After Poland regained independence in 1918, the restoration of the Hill’s buildings became one of the national priorities. We present the activities of the conservators and architects Zygmunt Hendel (in 1905–1912) and Adolf Szyszko-Bohusz (in 1916–1939). Their task was not easy due to the difficult economic situation of the Polish state, reborn after 123 years of occupation. In 1921, Szyszko-Bohusz initiated a fundraiser (the so-called Wawel “brick” fundraiser) for restoration work. The eyes of all Poles were turned to the rebuilding of Wawel and the fundraiser was met with an overwhelming response and great generosity.
The Castle gradually regained its splendor, and was also prepared to serve as the residence of the head of state and museum. The results of both architects’ work are still visible on the Hill. Despite their efforts, the Castle could not be fully restored before the outbreak of World War II.

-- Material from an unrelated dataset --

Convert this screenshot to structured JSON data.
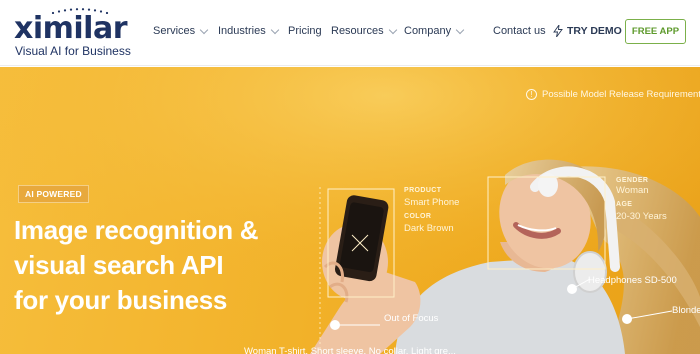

The final touch of the exhibition is the presentation of the most important post-war and modern conservation campaigns in the Castle and on Wawel Hill, headed by the directors of these Wawel institutions: the State Art Collections at Wawel (since 1992 the Wawel Royal Castle – State Art Collection) – Prof. Jerzy Szablowski and Prof. Jan Ostrowski, and the Board for the Restoration of the Wawel Castle – Prof. Witold Minkiewicz and Prof. Alfred Majewski.